Book Review: The Jungle

Book Review: The Jungle by Upton Sinclair

Jurgis Rudkos is a Lithuanian immigrant who has come to America with his fiancee Ona and their families to seek the good jobs advertised in his poverty-stricken homeland.  It’s tricky for people who don’t know English or the local customs to get around, but finally they make it to the Packingtown district of Chicago, and a countryman who can give them advice.  Soon, the adults of the family have jobs in the slaughterhouses and related businesses, and they move into a house together.  Times are tough, but if everyone works hard and saves their money, things will surely get better.

The Jungle

But the naive immigrants have no idea just how much worse things can get in a world where the law of the jungle prevails, and each is pitted against each.

This (in)famous novel was originally published as a serial in The Appeal to Reason and One-Hoss Philosophy, Socialist publications.  In order to get it published as a book by a major publishing house, Mr. Sinclair had to tone the story down quite a bit, and it was still considered immensely shocking.  The version I read is called “uncensored” but would more rightly be called “unexpurgated”, with the text as it was written for the serial.
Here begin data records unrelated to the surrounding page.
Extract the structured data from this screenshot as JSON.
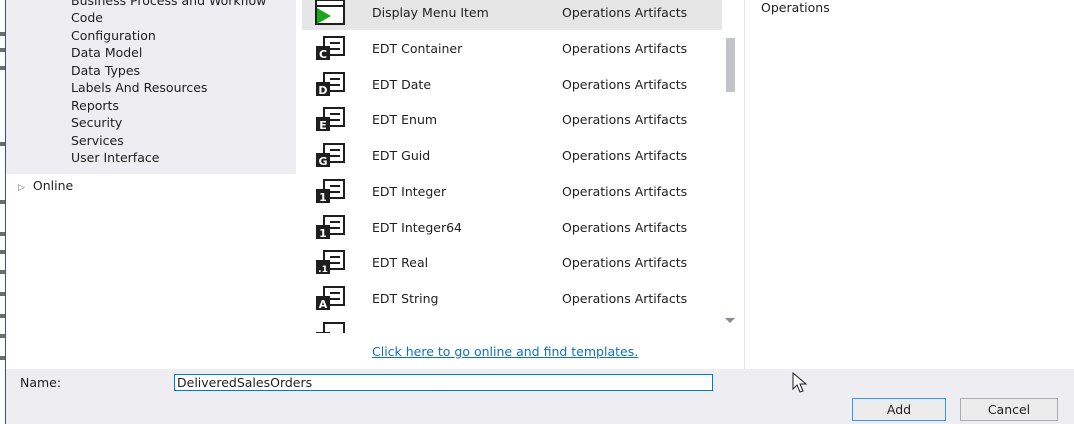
{
  "tree": {
    "items": [
      "Business Process and Workflow",
      "Code",
      "Configuration",
      "Data Model",
      "Data Types",
      "Labels And Resources",
      "Reports",
      "Security",
      "Services",
      "User Interface"
    ],
    "online": "Online"
  },
  "list": {
    "items": [
      {
        "name": "Display Menu Item",
        "category": "Operations Artifacts",
        "glyph": ""
      },
      {
        "name": "EDT Container",
        "category": "Operations Artifacts",
        "glyph": "C"
      },
      {
        "name": "EDT Date",
        "category": "Operations Artifacts",
        "glyph": "D"
      },
      {
        "name": "EDT Enum",
        "category": "Operations Artifacts",
        "glyph": "E"
      },
      {
        "name": "EDT Guid",
        "category": "Operations Artifacts",
        "glyph": "G"
      },
      {
        "name": "EDT Integer",
        "category": "Operations Artifacts",
        "glyph": "1"
      },
      {
        "name": "EDT Integer64",
        "category": "Operations Artifacts",
        "glyph": "1"
      },
      {
        "name": "EDT Real",
        "category": "Operations Artifacts",
        "glyph": ".1"
      },
      {
        "name": "EDT String",
        "category": "Operations Artifacts",
        "glyph": "A"
      }
    ],
    "online_link": "Click here to go online and find templates."
  },
  "detail": {
    "description": "Operations"
  },
  "form": {
    "name_label": "Name:",
    "name_value": "DeliveredSalesOrders",
    "add_label": "Add",
    "cancel_label": "Cancel"
  },
  "colors": {
    "accent": "#007acc",
    "link": "#0e70c0",
    "play_green": "#1ba81b",
    "panel_bg": "#eeeef2"
  }
}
An introduction by Kathleen De Grave explains what was cut for the 1906 version, and how that affects the tone of the story.  For example, it’s left in that the slaughterhouse workers spent their lunch time in saloons, but left out is the explanation that there were no other places to get food in walking distance of the plants.  If you wanted to have a warm place to eat, you must buy alcohol.

In either version, this is a depressing story.  The odds are stacked against Jurgis and his family from the very beginning, with grifters ready to swindle the immigrants any way they can, from phony officials asking for fees that don’t exist to “pesticides” that are completely inert.   One of the central heartbreaking examples is the house the immigrants “rent to buy.”  It is not at all as advertised, there are fees in the lease contract that are not disclosed until well after the family has settled in, and miss even one payment, and you are out in the street.

Which would be fine if everyone stayed in work.  But what if you get sick or injured and they fire you for missing work?  What if your boss fires you because he’s found someone who will do the job for two cents less an hour?  What if the entire factory just closes down for a month or three?  Even the relatively nice employers have no compunctions about getting rid of workers who become inconvenient.

And while the slaughterhouse scenes are as horrific as advertised, don’t think the vegetarians are going to get away unscathed.  Fruits and vegetables and milk are all adulterated, the clothing sold in the stores the poor have access to is thin shoddy (and overpriced at that!) and you can drown in the streets during the rainy season.

The misfortunes that Jurgis and the others undergo are all real, but probably happened to a half-dozen different families that Mr. Sinclair talked to while researching this book.  Here, it’s all visited on one unlucky group of immigrants, and particularly Jurgis.  The rule of thumb is that if Jurgis gets a couple of pages where things are looking up even a little, the hammer is about to come down even harder, sometimes by Jurgis’ own ill-considered actions.

While Jurgis is initially a decent man, who tries to do the right thing, by the time everyone he ever loved is dead, he is ready to chuck conventional morality.  He sinks lower and lower, becoming in turns a mugger, a political operative, and worst of all, a scab worker.

Even when the novel ends on a hopeful note, as the Socialists gain votes (for the only way the world can be saved is to smash capitalism and adopt socialism), Jurgis himself is being carted off to prison for attacking the politically protected man who raped his wife.

Yes, there’s (off-camera) rape in the story, and child abuse (by Jurgis!) and a fair amount of other things that could be triggery, even if you can keep your lunch down during the slaughterhouse scenes.  The last few chapters are nigh unreadable for the opposite reason, as they devolve into sermons (at least one literal) on the benefits of socialism.

There’s early 20th Century ethnic prejudice, racism and sexism on display; it’s up to the reader to decide how much of it is a realistic depiction of the attitudes of the times, and how much Mr. Sinclair being unable to fully rid himself of unworthy cultural blinkers.

It’s also worth considering how things have changed since this book was written, and how little things have changed.  Too many pundits and plunderers would gladly have us go back to before “onerous” government food regulations, minimum wage laws and other protections for workers.  They think that of course they would be immune to the dangers of the Jungle, but in the end, the Jungle consumes everything within it.

6 comments

  1. I had to read this book for my high school English class. I honestly think that is too early – one needs to have lived a little before one encounters this content. Thanks for the review!

    1. That is the problem with many “classic” books kids are forced to read in high school. They’re not really good books for young adults, but if they’re not assigned while you have time to read them, when will you get to them?

  2. I remember reading this book in high school, and again, later, while I was in college. I just remember how utterly depressing and hopeless it was. Probably not something I’d read again, but it’s an important part of our history.